“Onlara, Allah'ın sevgisi içirilmiştir"
27/05/2019 Pazartesi Köşe yazarı V.T
"Onların kalpleri, Allahü teâlânın rızâsına kavuşma gayretindedir.”
Muhammed bin Ömer Zevkî hazretleri evliyânın büyüklerindendir. 782 (m.
1380)’de Mekke-i mükerremede vefât etti. Büyük velîlerin ibretli hallerinden
anlatırdı. Bir sohbetinde buyurdu ki:
Zünnûn-i Mısrî hazretleri anlattı: “Bir gün erken bir vakitte Abdullah bin
Mâlik’in kabrine gittim. Kabristanda yüzü örtülü bir kişi gördüm. Çukur bir
kabre rastlayınca orada duruyordu. Biraz sonra o şahsın Sa’dûn olduğunu gördüm.
Ona:
-Ey Sa’dûn, gel birlikte şu bedenlerimiz için ağlayalım, dedim. Bana;
-Allahü teâlânın huzûruna nasıl ve ne yüzle gideceğimize ağlamak,
bedenlerimiz için ağlamaktan daha lâyıktır. Keşke bu bedenler kabirde kendi
hâline çürümeye bırakılsaydı da, hesap vermek için diriltilmeseydi. Eğer sen
Cehenneme girersen, başkasının Cennete girmesi sana fâide vermeyecektir. Eğer
Cennete girersen, başkasının Cehenneme girmesi de sana bir zarar temin
etmeyecektir. Ey Zünnûn! Kıyâmet günü amel defterleri açıldığı zaman, O’na
nasıl cevap vereceğiz?
O, bunu söylerken 'Yardım et yâ Rabbî!' diye bağırdı. Ben de bayıldım.
Ayıldığım zaman, onun, elbisesinin kolu ile yüzümü sildiğini gördüm...”
Abdülazîz bin Tahhân hazretleri anlattı: Ebû Abbâs bin Atâ’ya
meâlen “Bana gerçekten hastalık isâbet etti.

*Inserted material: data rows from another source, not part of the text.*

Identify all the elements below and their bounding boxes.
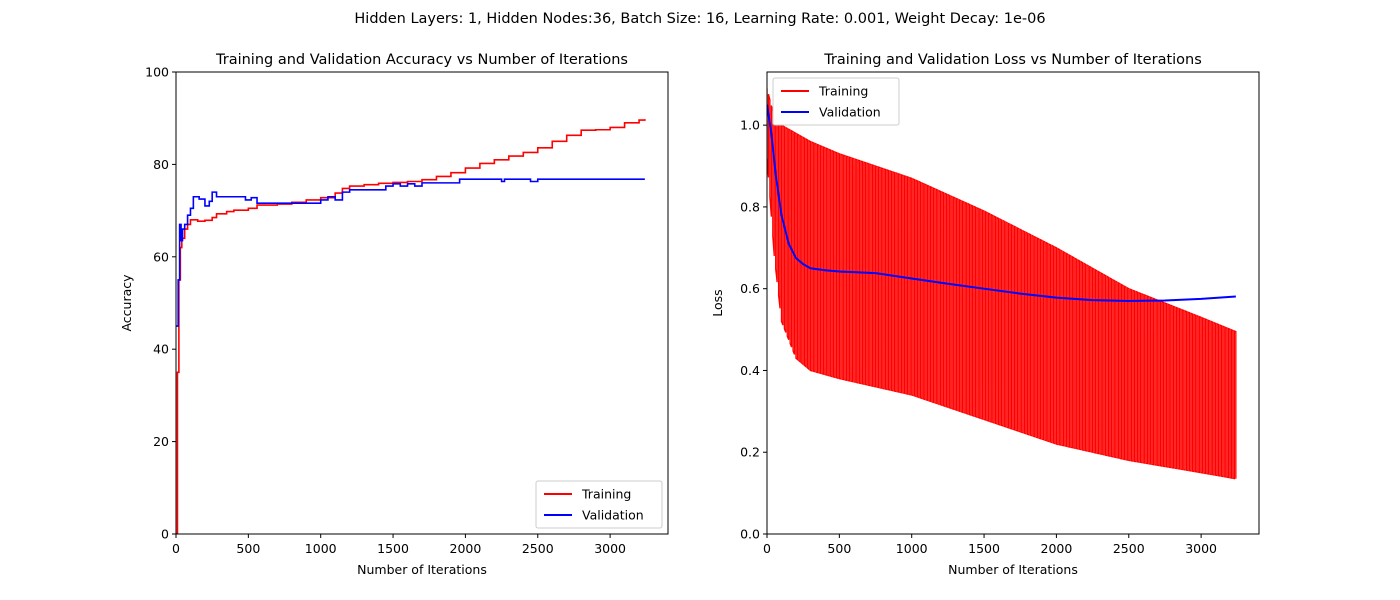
accuracy-y-tick-label: 100 bbox=[145, 65, 169, 80]
accuracy-legend-validation-label: Validation bbox=[582, 508, 644, 523]
loss-plot-area bbox=[767, 88, 1237, 480]
loss-y-tick-label: 0.0 bbox=[740, 527, 760, 542]
loss-x-tick-label: 2500 bbox=[1113, 541, 1145, 556]
loss-x-tick-label: 500 bbox=[827, 541, 851, 556]
loss-y-tick-label: 1.0 bbox=[740, 118, 760, 133]
loss-y-tick-label: 0.8 bbox=[740, 199, 760, 214]
accuracy-chart-title: Training and Validation Accuracy vs Numb… bbox=[215, 52, 628, 68]
accuracy-training-series bbox=[176, 119, 646, 534]
accuracy-y-tick-label: 60 bbox=[153, 249, 169, 264]
loss-y-tick-label: 0.4 bbox=[740, 363, 760, 378]
accuracy-legend-box bbox=[535, 480, 663, 529]
accuracy-ticks: 0 500 1000 1500 2000 2500 3000 0 20 40 60 80 100 bbox=[145, 65, 626, 557]
loss-legend-validation-label: Validation bbox=[819, 105, 881, 120]
loss-validation-series bbox=[767, 104, 1236, 302]
loss-chart-title: Training and Validation Loss vs Number o… bbox=[823, 52, 1202, 68]
loss-axes-frame bbox=[766, 71, 1260, 535]
loss-x-tick-label: 0 bbox=[763, 541, 771, 556]
accuracy-y-tick-label: 0 bbox=[161, 527, 169, 542]
loss-subplot: Training and Validation Loss vs Number o… bbox=[710, 52, 1260, 577]
accuracy-legend: Training Validation bbox=[535, 480, 663, 529]
accuracy-x-tick-label: 2500 bbox=[522, 541, 554, 556]
accuracy-x-axis-label: Number of Iterations bbox=[357, 562, 487, 577]
figure-suptitle: Hidden Layers: 1, Hidden Nodes:36, Batch… bbox=[354, 11, 1045, 27]
accuracy-y-tick-label: 40 bbox=[153, 342, 169, 357]
accuracy-x-tick-label: 1500 bbox=[377, 541, 409, 556]
accuracy-plot-area bbox=[176, 119, 646, 534]
loss-legend: Training Validation bbox=[772, 77, 900, 126]
loss-legend-box bbox=[772, 77, 900, 126]
accuracy-y-tick-label: 80 bbox=[153, 157, 169, 172]
loss-x-tick-label: 3000 bbox=[1185, 541, 1217, 556]
loss-x-tick-label: 1500 bbox=[968, 541, 1000, 556]
loss-legend-training-label: Training bbox=[818, 84, 868, 99]
loss-training-series bbox=[767, 88, 1237, 480]
accuracy-x-tick-label: 0 bbox=[172, 541, 180, 556]
loss-x-axis-label: Number of Iterations bbox=[948, 562, 1078, 577]
accuracy-legend-training-label: Training bbox=[581, 487, 631, 502]
accuracy-x-tick-label: 500 bbox=[236, 541, 260, 556]
loss-x-tick-label: 2000 bbox=[1041, 541, 1073, 556]
accuracy-validation-series bbox=[176, 178, 645, 327]
loss-ticks: 0 500 1000 1500 2000 2500 3000 0.0 0.2 0.4 0.6 0.8 1… bbox=[740, 118, 1217, 556]
loss-x-tick-label: 1000 bbox=[896, 541, 928, 556]
loss-y-tick-label: 0.2 bbox=[740, 445, 760, 460]
accuracy-x-tick-label: 1000 bbox=[305, 541, 337, 556]
accuracy-axes-frame bbox=[175, 71, 669, 535]
accuracy-y-tick-label: 20 bbox=[153, 434, 169, 449]
loss-y-tick-label: 0.6 bbox=[740, 281, 760, 296]
accuracy-y-axis-label: Accuracy bbox=[119, 274, 134, 332]
loss-y-axis-label: Loss bbox=[710, 289, 725, 316]
accuracy-subplot: Training and Validation Accuracy vs Numb… bbox=[119, 52, 669, 577]
accuracy-x-tick-label: 3000 bbox=[594, 541, 626, 556]
accuracy-x-tick-label: 2000 bbox=[450, 541, 482, 556]
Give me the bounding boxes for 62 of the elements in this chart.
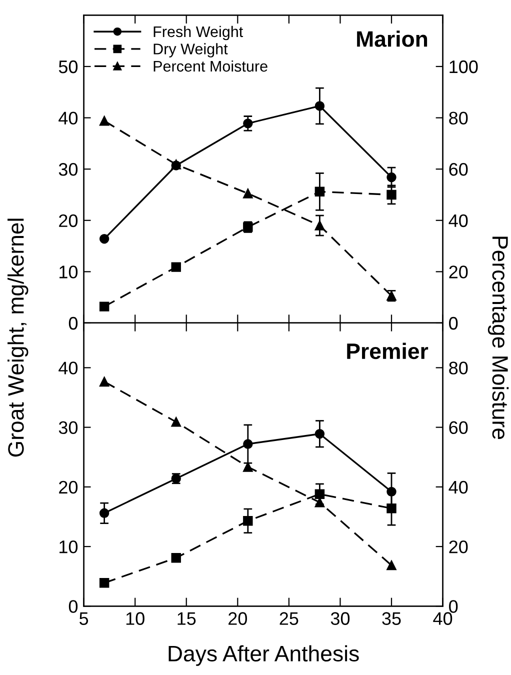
y-tick-label: 40	[58, 362, 78, 374]
x-tick-label: 10	[126, 612, 144, 625]
legend-label: Percent Moisture	[154, 60, 268, 72]
point	[243, 188, 253, 198]
point	[314, 429, 325, 439]
y2-tick-label: 60	[449, 421, 468, 434]
point	[314, 489, 325, 499]
y-axis-title: Groat Weight, mg/kernel	[8, 218, 28, 457]
text: Premier	[347, 342, 428, 360]
point	[99, 508, 110, 518]
x-tick-label: 40	[433, 612, 452, 625]
y2-tick-label: 60	[449, 163, 468, 176]
legend-label: Fresh Weight	[154, 26, 244, 40]
x-tick-label: 25	[280, 612, 298, 625]
legend-label: Dry Weight	[154, 43, 228, 58]
y-tick-label: 30	[58, 421, 78, 434]
point	[386, 486, 396, 497]
y2-tick-label: 20	[449, 540, 468, 554]
y-tick-label: 40	[58, 112, 78, 125]
y2-tick-label: 80	[449, 362, 468, 374]
y-tick-label: 20	[59, 480, 78, 494]
point	[314, 101, 325, 111]
point	[99, 234, 110, 244]
x-tick-label: 5	[80, 612, 88, 625]
point	[243, 118, 253, 128]
text: Marion	[357, 30, 428, 47]
point	[171, 417, 181, 427]
y2-tick-label: 40	[448, 214, 468, 228]
point	[171, 553, 181, 563]
point	[386, 172, 396, 182]
point	[386, 190, 396, 200]
x-tick-label: 30	[330, 612, 350, 625]
x-tick-label: 20	[228, 612, 247, 625]
point	[386, 504, 396, 514]
y-tick-label: 0	[68, 600, 78, 613]
point	[243, 516, 253, 526]
y2-tick-label: 80	[449, 112, 468, 125]
x-tick-label: 35	[382, 612, 401, 625]
point	[99, 116, 110, 126]
y-tick-label: 10	[60, 540, 78, 554]
point	[171, 262, 181, 272]
point	[314, 220, 325, 230]
point	[99, 578, 110, 588]
y-tick-label: 10	[60, 266, 78, 278]
y2-tick-label: 20	[449, 266, 468, 278]
x-tick-label: 15	[178, 612, 196, 625]
point	[243, 462, 253, 472]
point	[243, 439, 253, 449]
x-axis-title: Days After Anthesis	[168, 645, 359, 666]
y2-tick-label: 40	[448, 480, 468, 494]
y2-axis-title: Percentage Moisture	[488, 236, 509, 440]
point	[99, 376, 110, 387]
y2-tick-label: 0	[449, 316, 458, 330]
y-tick-label: 50	[58, 60, 78, 74]
point	[314, 186, 325, 197]
y2-tick-label: 100	[450, 60, 478, 74]
y-tick-label: 20	[59, 214, 78, 228]
y2-tick-label: 0	[449, 600, 458, 613]
y-tick-label: 30	[58, 163, 78, 176]
point	[99, 302, 110, 312]
y-tick-label: 0	[68, 316, 78, 330]
point	[386, 560, 396, 570]
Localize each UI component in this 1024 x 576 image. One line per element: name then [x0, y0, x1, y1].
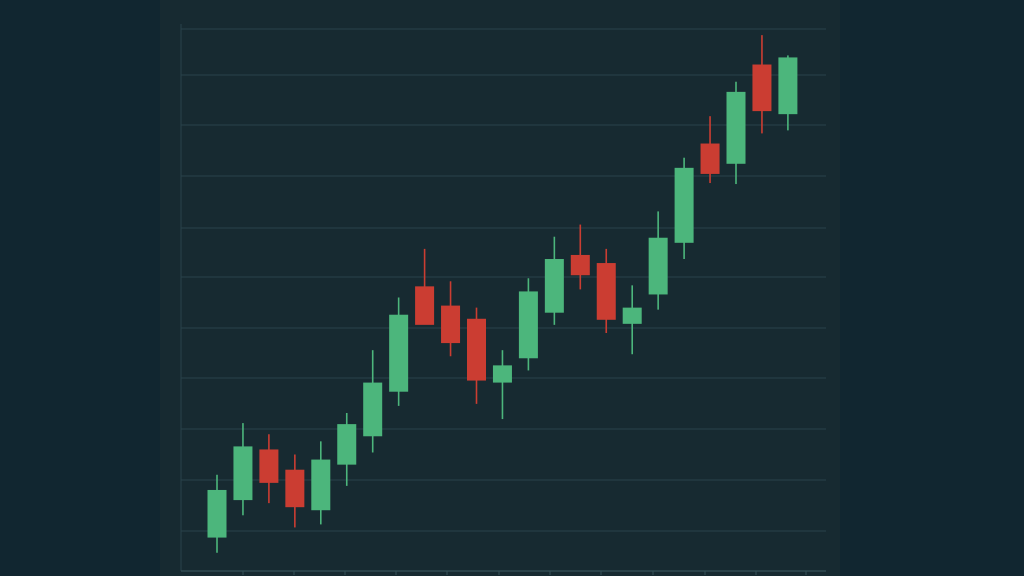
candle-down: [596, 248, 616, 333]
candle-body: [544, 259, 564, 313]
candle-down: [752, 35, 772, 134]
candle-up: [492, 350, 512, 420]
candle-up: [648, 211, 668, 310]
candle-body: [648, 237, 668, 295]
candle-down: [467, 307, 486, 404]
candle-body: [311, 459, 331, 511]
candle-down: [441, 281, 461, 357]
candle-body: [415, 286, 435, 325]
candle-body: [778, 57, 798, 115]
candle-body: [337, 424, 357, 465]
candle-body: [207, 489, 227, 538]
candle-body: [674, 167, 694, 243]
candle-body: [570, 254, 590, 276]
candle-up: [544, 236, 564, 325]
candle-down: [570, 224, 590, 290]
candle-body: [441, 305, 461, 344]
candle-up: [311, 441, 331, 525]
candle-body: [492, 365, 512, 383]
candle-up: [622, 285, 642, 355]
candle-down: [415, 248, 435, 325]
candle-up: [726, 81, 746, 185]
candle-up: [778, 55, 798, 131]
gridlines: [181, 28, 826, 532]
candle-body: [389, 314, 409, 392]
candle-up: [518, 278, 538, 371]
candle-up: [337, 412, 357, 486]
candle-up: [233, 423, 253, 516]
candle-up: [674, 157, 694, 260]
candle-up: [363, 350, 383, 453]
candle-down: [285, 454, 305, 528]
candle-down: [700, 116, 720, 184]
candles: [207, 35, 798, 553]
candle-down: [259, 434, 279, 504]
candle-up: [389, 297, 409, 406]
candle-body: [700, 143, 720, 174]
candle-body: [518, 291, 538, 359]
candle-body: [363, 382, 383, 437]
candle-body: [622, 307, 642, 324]
axes: [180, 24, 826, 575]
candle-body: [752, 64, 772, 112]
candle-body: [596, 263, 616, 320]
candle-up: [207, 474, 227, 553]
candle-body: [467, 318, 486, 381]
candle-body: [726, 91, 746, 164]
candle-body: [285, 469, 305, 508]
candle-body: [233, 446, 253, 501]
candle-body: [259, 449, 279, 483]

Sen merhamet edenlerin en
merhametlisisin” (Enbiyâ-83) âyet-i kerîmesi hakkında sorulunca şöyle
dedi:
Kurt, Eyyûb’un (aleyhisselam) vücûduna musallat olup, sıra kalbine gelince,
Hazreti Eyyûb’un kalbine doğru yürüdü. Bu sırada Eyyûb aleyhisselam, “Yâ
Rabbî! Sen bana bütün belâ ve musibeti versen, fakat kalbimi seni anmaktan
mahrûm etmesen, verdiğin belâ ve musibetin acısını asla duymam” dedi.
Sehl hazretleri buyurdu ki: “İnsanlar üç sınıftır. Bir kısmı, Allahü
teâlânın sevgi ve muhabbeti ile doludurlar, bunlar kerâmet beklerler. Bir
kısmı, tövbe edip, niçin hatâ ve isyanda bulunduklarının pişmanlığı içerisindedirler.
Bunlar Allahü teâlânın affını ümid ederler. Diğer bir kısmı da, gaflete dalıp,
şehvetlerinin peşinde koşarlar ki, bunlar da cezalarını beklerler.”
Zünnûn-i Mısrî, Allahü teâlânın sevgisiyle dolu olanları şöyle anlattı:
“Onlara, Allahü teâlânın sevgisi içirilmiştir. Kalplerindeki nefsin arzu ve
istekleri, günahların kötü akıbetlerinin korkusu ile ölmüştür. Onların
kalpleri, Allahü teâlânın rızâsına kavuşma gayretindedir.”